Interestingly, I've started to enjoy reading aloud to my kids and find that I
don't stutter while doing so. My older daughter prefers to read on her own now
most of the time, though my 4 year old has a mountain of books and loves being
read to, so bedtime usually involves reading 3-5 books and has become a
pleasant routine.

A few years ago, my daughter insisted I volunteer to read to her class at
school, which also turned out to be a good experience and I think the kids
enjoyed listening to "Jack and the Beanstalk" as well.

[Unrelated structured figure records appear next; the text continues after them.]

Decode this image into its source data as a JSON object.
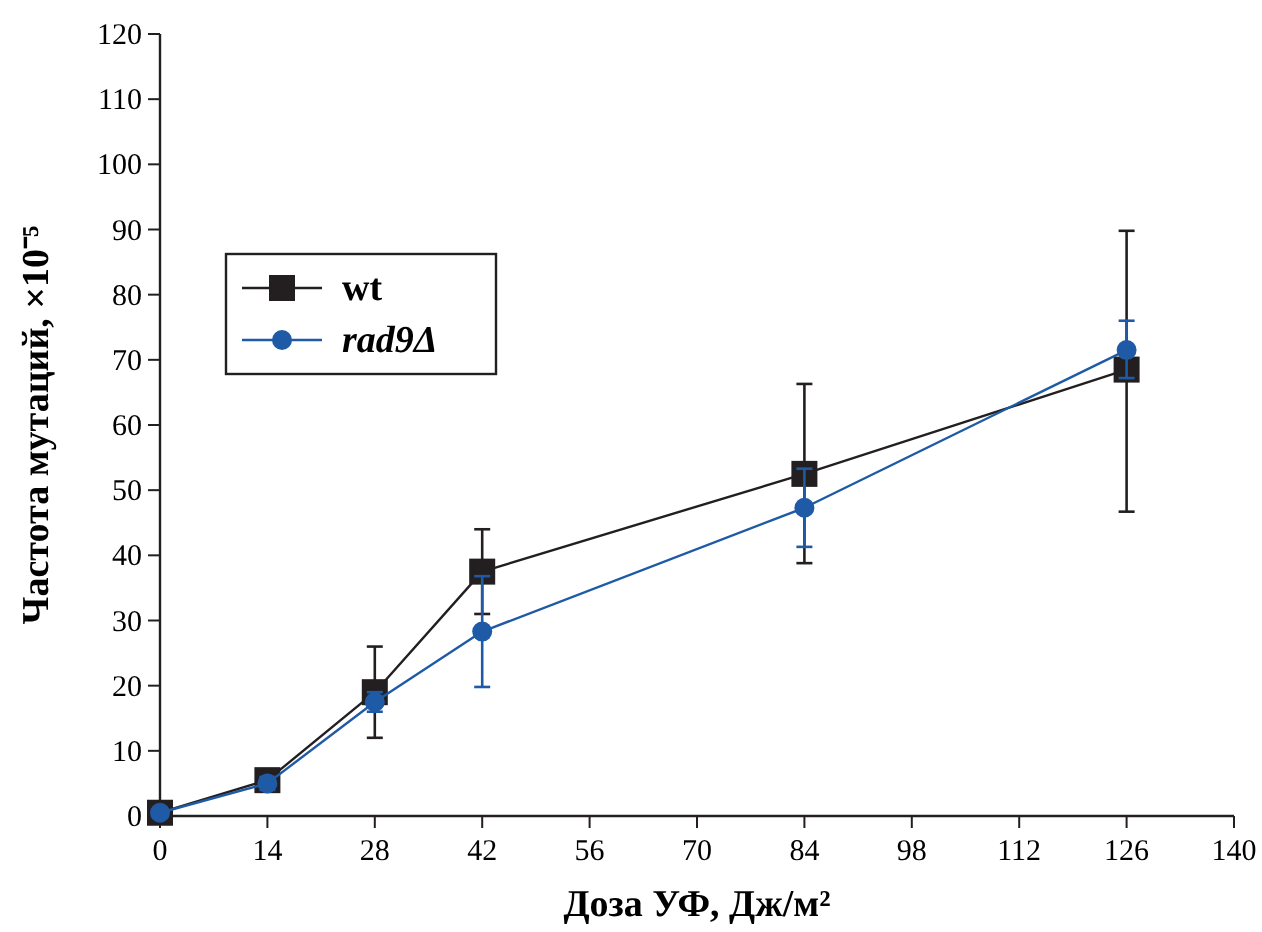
{
  "chart_data": {
    "type": "line",
    "xlabel": "Доза УФ, Дж/м²",
    "ylabel": "Частота мутаций, ×10⁻⁵",
    "x": [
      0,
      14,
      28,
      42,
      84,
      126
    ],
    "series": [
      {
        "name": "wt",
        "color": "#231f20",
        "marker": "square",
        "values": [
          0.5,
          5.5,
          19,
          37.5,
          52.5,
          68.5
        ],
        "errors": [
          null,
          1,
          [
            12,
            26
          ],
          6.5,
          [
            38.8,
            66.3
          ],
          [
            46.7,
            89.8
          ]
        ]
      },
      {
        "name": "rad9Δ",
        "color": "#1f5aa6",
        "marker": "circle",
        "values": [
          0.5,
          5,
          17.5,
          28.3,
          47.3,
          71.5
        ],
        "errors": [
          null,
          1,
          1.5,
          8.5,
          6,
          [
            67.2,
            76
          ]
        ]
      }
    ],
    "xlim": [
      0,
      140
    ],
    "xticks": [
      0,
      14,
      28,
      42,
      56,
      70,
      84,
      98,
      112,
      126,
      140
    ],
    "ylim": [
      0,
      120
    ],
    "yticks": [
      0,
      10,
      20,
      30,
      40,
      50,
      60,
      70,
      80,
      90,
      100,
      110,
      120
    ],
    "grid": false,
    "legend": "top left",
    "line_style": "solid"
  }
}
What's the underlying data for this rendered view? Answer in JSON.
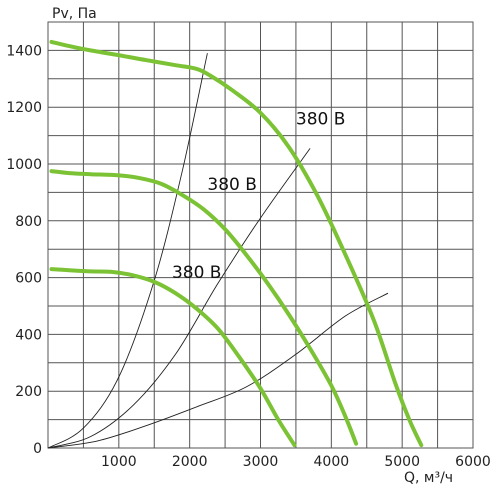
{
  "chart_data": {
    "type": "line",
    "ylabel": "Pv, Па",
    "xlabel": "Q, м³/ч",
    "xlim": [
      0,
      6000
    ],
    "ylim": [
      0,
      1500
    ],
    "x_ticks": [
      1000,
      2000,
      3000,
      4000,
      5000,
      6000
    ],
    "y_ticks": [
      0,
      200,
      400,
      600,
      800,
      1000,
      1200,
      1400
    ],
    "grid": true,
    "series": [
      {
        "kind": "fan-curve",
        "color": "#7cc235",
        "points": [
          [
            50,
            1430
          ],
          [
            300,
            1415
          ],
          [
            600,
            1400
          ],
          [
            1000,
            1383
          ],
          [
            1400,
            1365
          ],
          [
            1800,
            1348
          ],
          [
            2100,
            1335
          ],
          [
            2300,
            1310
          ],
          [
            2600,
            1260
          ],
          [
            3000,
            1180
          ],
          [
            3400,
            1060
          ],
          [
            3800,
            890
          ],
          [
            4200,
            680
          ],
          [
            4600,
            450
          ],
          [
            4900,
            230
          ],
          [
            5100,
            100
          ],
          [
            5270,
            10
          ]
        ]
      },
      {
        "kind": "fan-curve",
        "color": "#7cc235",
        "points": [
          [
            50,
            975
          ],
          [
            300,
            968
          ],
          [
            600,
            964
          ],
          [
            1000,
            960
          ],
          [
            1300,
            950
          ],
          [
            1600,
            930
          ],
          [
            1900,
            890
          ],
          [
            2200,
            840
          ],
          [
            2500,
            770
          ],
          [
            2800,
            680
          ],
          [
            3100,
            580
          ],
          [
            3400,
            470
          ],
          [
            3700,
            350
          ],
          [
            4000,
            220
          ],
          [
            4200,
            110
          ],
          [
            4350,
            15
          ]
        ]
      },
      {
        "kind": "fan-curve",
        "color": "#7cc235",
        "points": [
          [
            50,
            630
          ],
          [
            300,
            626
          ],
          [
            600,
            622
          ],
          [
            900,
            620
          ],
          [
            1200,
            608
          ],
          [
            1500,
            585
          ],
          [
            1800,
            545
          ],
          [
            2100,
            490
          ],
          [
            2400,
            420
          ],
          [
            2700,
            320
          ],
          [
            3000,
            210
          ],
          [
            3250,
            100
          ],
          [
            3480,
            10
          ]
        ]
      },
      {
        "kind": "system-curve",
        "color": "#222222",
        "points": [
          [
            0,
            0
          ],
          [
            500,
            70
          ],
          [
            1000,
            250
          ],
          [
            1500,
            590
          ],
          [
            1900,
            980
          ],
          [
            2250,
            1390
          ]
        ]
      },
      {
        "kind": "system-curve",
        "color": "#222222",
        "points": [
          [
            0,
            0
          ],
          [
            600,
            40
          ],
          [
            1200,
            150
          ],
          [
            1800,
            330
          ],
          [
            2400,
            580
          ],
          [
            3000,
            810
          ],
          [
            3700,
            1055
          ]
        ]
      },
      {
        "kind": "system-curve",
        "color": "#222222",
        "points": [
          [
            0,
            0
          ],
          [
            700,
            25
          ],
          [
            1400,
            80
          ],
          [
            2100,
            145
          ],
          [
            2800,
            215
          ],
          [
            3500,
            330
          ],
          [
            4200,
            465
          ],
          [
            4800,
            545
          ]
        ]
      }
    ],
    "annotations": [
      {
        "text": "380 В",
        "x": 3500,
        "y": 1160
      },
      {
        "text": "380 В",
        "x": 2250,
        "y": 930
      },
      {
        "text": "380 В",
        "x": 1750,
        "y": 620
      }
    ]
  }
}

I've been thinking about signing up for something like toastmasters for a
while, though a reading group for adults sounds like a good way to start
fighting the fear of public speaking as well.

------
jinushaun
Lost art...? Ummm, try having kids.

I used to be horrible at reading aloud. My brain couldn’t simultaneously read
aloud and comprehend the content so I never actually absorb the contents .
Secondly, I didn’t like reading aloud because I couldn’t anticipate the
meter/cadence do it always sounded like I was an illiterate idiot. As a
result, even though I read silently a ton as a kid, I hated reading aloud
growing up.

Fast forward to now after kids, and I am light years ahead! My pace and
cadence is smooth, natural and fast. More importantly, I actually comprehend
what I’m reading now. Like everything else, it just takes practice.